Because of the grey weather, the photos are not the best in terms of colour and clarity, but I hope they will do.

The dress was quite easy to make, apart from some stupid mistakes I made during the process. The mistakes were mainly due to the fabric looking exactly the same on both sides and so I managed to sew up something like a colourful chessboard, before I realized I had joined the wrong backs and fronts. So, it was easy to make but took me longer than it should have.
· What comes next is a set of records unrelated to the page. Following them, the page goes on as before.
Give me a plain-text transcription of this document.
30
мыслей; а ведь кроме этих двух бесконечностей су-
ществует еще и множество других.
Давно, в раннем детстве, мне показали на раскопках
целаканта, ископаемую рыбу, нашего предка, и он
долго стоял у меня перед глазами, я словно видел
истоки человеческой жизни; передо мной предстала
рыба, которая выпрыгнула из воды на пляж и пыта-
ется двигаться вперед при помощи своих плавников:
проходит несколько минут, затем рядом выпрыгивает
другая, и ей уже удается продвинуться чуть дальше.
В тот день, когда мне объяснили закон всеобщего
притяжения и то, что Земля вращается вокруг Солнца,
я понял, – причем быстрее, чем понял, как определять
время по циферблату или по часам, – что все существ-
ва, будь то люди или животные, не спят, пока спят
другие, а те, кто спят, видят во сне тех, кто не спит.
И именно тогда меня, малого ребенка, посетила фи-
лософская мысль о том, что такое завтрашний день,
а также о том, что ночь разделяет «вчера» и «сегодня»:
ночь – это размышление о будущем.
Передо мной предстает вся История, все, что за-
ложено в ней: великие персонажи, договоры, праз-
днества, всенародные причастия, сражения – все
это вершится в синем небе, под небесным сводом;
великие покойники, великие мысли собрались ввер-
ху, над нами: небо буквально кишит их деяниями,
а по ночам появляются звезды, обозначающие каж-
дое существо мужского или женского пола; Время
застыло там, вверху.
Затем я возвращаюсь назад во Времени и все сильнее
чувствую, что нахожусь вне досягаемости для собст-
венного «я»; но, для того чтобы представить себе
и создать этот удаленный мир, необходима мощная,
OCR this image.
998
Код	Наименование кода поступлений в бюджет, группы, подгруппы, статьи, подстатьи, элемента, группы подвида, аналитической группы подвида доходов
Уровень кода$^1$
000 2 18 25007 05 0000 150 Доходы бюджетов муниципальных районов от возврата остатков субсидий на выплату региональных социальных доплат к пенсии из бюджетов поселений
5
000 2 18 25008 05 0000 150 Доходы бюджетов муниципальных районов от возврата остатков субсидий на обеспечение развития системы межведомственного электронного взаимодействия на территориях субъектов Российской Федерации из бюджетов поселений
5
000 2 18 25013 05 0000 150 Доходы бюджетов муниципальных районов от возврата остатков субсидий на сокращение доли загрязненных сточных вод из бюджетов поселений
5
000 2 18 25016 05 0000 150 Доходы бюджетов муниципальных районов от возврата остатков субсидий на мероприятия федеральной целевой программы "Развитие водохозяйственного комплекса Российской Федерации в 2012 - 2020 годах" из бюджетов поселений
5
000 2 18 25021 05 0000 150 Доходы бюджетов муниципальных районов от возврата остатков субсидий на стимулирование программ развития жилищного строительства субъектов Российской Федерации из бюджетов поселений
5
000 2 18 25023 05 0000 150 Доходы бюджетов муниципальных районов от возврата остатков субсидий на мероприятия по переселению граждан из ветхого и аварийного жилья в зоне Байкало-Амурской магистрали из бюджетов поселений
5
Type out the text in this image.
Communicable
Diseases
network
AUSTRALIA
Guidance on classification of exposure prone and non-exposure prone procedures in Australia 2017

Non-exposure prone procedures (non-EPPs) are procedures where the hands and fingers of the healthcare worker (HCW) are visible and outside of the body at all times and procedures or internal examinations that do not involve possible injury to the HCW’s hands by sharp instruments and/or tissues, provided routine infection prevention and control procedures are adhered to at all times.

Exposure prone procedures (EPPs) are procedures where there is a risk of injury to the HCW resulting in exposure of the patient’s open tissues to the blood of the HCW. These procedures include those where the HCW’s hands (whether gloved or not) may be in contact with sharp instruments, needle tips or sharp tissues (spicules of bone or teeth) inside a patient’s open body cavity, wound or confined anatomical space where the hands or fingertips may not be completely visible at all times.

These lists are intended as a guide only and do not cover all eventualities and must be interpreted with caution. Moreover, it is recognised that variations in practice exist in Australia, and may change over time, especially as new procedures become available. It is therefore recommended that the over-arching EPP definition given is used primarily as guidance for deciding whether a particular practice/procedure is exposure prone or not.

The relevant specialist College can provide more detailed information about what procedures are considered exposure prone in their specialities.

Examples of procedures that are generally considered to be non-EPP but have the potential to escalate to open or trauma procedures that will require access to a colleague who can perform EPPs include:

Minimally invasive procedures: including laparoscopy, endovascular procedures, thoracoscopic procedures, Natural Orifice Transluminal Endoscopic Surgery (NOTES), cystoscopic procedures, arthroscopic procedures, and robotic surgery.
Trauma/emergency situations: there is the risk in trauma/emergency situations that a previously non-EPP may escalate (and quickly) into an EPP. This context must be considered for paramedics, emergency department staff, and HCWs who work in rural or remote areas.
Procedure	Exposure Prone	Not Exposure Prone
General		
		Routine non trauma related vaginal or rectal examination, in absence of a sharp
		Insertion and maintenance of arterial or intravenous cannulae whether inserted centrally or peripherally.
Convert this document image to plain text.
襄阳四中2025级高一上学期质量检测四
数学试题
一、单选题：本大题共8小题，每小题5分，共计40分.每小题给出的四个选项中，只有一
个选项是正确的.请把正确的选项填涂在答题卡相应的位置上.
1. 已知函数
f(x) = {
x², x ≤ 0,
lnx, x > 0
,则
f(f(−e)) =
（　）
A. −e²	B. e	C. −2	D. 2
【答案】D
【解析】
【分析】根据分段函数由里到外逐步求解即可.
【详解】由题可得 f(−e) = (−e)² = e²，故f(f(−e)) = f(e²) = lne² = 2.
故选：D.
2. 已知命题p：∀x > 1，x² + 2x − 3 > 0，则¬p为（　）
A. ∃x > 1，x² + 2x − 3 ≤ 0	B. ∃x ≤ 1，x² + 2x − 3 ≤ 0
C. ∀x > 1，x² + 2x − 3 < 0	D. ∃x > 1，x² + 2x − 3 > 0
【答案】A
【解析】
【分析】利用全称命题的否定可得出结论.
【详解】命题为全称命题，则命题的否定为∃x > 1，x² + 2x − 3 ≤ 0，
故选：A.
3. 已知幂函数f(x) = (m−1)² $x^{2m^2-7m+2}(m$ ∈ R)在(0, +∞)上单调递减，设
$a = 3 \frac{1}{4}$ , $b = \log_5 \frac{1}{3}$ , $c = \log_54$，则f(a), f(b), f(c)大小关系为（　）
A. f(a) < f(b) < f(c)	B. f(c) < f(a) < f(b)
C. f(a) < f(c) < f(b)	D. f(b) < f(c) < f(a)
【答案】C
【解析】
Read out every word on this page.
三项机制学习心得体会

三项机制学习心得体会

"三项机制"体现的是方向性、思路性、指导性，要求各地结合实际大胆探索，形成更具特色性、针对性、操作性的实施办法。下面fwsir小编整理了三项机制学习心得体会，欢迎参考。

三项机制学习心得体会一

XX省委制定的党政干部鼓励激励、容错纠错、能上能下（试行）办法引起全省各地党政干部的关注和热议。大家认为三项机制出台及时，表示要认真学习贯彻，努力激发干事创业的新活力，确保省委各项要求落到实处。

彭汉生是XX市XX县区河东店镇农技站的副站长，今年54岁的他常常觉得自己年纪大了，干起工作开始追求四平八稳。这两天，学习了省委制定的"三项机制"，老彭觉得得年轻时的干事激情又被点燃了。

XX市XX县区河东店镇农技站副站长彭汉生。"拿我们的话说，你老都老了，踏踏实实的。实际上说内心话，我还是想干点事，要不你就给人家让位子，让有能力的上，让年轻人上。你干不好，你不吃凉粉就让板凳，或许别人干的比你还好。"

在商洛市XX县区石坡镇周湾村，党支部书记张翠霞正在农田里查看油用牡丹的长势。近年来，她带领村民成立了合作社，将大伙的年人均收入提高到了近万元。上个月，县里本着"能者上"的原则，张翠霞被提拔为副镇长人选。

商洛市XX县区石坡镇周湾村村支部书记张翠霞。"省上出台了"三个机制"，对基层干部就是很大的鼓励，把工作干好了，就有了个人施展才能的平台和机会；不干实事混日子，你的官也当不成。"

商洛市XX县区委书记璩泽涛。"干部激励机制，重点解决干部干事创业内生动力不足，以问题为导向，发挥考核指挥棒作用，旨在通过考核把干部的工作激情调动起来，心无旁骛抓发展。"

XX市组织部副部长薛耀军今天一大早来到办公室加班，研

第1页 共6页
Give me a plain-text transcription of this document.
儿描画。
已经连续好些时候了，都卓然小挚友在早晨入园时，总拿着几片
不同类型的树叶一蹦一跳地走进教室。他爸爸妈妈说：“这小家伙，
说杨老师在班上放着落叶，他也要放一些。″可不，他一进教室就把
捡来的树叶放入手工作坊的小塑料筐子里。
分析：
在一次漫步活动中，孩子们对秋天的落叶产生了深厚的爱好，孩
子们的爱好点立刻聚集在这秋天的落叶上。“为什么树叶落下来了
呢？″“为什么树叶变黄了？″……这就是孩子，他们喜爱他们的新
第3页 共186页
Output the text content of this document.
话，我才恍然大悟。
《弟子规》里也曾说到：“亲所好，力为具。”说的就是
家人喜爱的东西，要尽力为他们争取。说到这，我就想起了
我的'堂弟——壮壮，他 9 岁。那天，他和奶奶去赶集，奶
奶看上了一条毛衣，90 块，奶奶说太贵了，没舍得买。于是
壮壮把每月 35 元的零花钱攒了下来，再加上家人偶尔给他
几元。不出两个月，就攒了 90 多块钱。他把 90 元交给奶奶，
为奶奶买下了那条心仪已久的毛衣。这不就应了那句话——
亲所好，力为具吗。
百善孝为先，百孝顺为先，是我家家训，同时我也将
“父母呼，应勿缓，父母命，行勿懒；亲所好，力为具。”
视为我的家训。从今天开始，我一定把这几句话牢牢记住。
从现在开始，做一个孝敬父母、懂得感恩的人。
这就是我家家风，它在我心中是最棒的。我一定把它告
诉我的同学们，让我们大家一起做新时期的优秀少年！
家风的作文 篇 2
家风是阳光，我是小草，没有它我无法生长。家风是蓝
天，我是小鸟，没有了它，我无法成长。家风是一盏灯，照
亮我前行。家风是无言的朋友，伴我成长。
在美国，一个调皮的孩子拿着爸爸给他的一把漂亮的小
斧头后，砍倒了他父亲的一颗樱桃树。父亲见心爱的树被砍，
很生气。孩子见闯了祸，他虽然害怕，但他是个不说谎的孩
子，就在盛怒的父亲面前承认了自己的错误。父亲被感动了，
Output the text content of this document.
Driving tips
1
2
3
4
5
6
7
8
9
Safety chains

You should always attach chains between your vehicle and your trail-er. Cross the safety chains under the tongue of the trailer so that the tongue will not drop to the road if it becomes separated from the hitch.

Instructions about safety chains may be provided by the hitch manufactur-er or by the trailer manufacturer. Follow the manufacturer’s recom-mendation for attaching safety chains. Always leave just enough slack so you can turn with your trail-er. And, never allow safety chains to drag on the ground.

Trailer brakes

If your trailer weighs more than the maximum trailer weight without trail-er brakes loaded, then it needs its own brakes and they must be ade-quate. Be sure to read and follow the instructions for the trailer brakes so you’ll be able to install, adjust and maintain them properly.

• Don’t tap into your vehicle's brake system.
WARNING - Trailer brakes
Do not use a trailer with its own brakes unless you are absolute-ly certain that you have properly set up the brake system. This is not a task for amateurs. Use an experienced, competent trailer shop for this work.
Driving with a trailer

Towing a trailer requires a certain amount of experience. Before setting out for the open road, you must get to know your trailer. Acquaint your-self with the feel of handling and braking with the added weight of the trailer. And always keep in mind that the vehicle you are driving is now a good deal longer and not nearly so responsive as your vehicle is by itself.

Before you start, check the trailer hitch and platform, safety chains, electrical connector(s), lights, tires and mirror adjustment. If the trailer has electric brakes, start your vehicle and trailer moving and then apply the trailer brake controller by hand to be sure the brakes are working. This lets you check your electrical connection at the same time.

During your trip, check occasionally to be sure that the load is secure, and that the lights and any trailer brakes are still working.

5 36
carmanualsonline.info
I omitted the tucks on the shoulders, as I liked the way they were without them and used an invisible zipper instead of the exposed one that the pattern calls for. I like the exposed zipper idea in general, but because I used it on one of my dresses already, I decided against it this time.

Another change that I made was omitting the snap fasteners in front. Since the dress has a zipper on the back, I don’t see a reason for leaving the front open at all. So the final stitches I made, was sewing the front yellow piece onto the beige from the inside, on the outside it still has the overlapping effect. I feel that this way the dress fits much better as well.

I cut size 38 and the fit was perfect, which was a relief, because otherwise it would have been difficult to make the colour blocks run smoothly at the side seams. The hemming was done by hand, so the stitches are not visible on the outside.

I am thrilled with the dress, because it is SO comfortable and I think it can be dressed up and down very easily by changing the footwear. Yesterday I wore it with black/silver leather flats in the morning and since the shoes got soaked, I ended up wearing the dress in the afternoon with wellies (rainboots), to meet another friend! The wellies were a bit extreme I guess, but I hate to have wet feet, so I didn´t really care.

The shoes that can be seen in the photos are Pump & Circumstance Nadine leather flats, very comfortable and although I purchased them last year from Amazon, I have noticed that metallic cap-toe shoes are around a lot recently.  I guess the silver leather toes of my shoes kind of fit the trend as well!

Another idea that still has to wait for colder days to try out, is to wear the dress with black matte tights and these Calvin Klein Karla booties that I absolutely love:

I don´t know why really, but the pewter-silver footwear seems to be the best for this dress, maybe because of the grey skirt-block.

By the way, I am so happy with the outcome, that I already got fabric to make the same dress in another colour combo! But that will have to wait a little, since right now I am working on Stefania´s dress and keeping fingers crossed for a good result!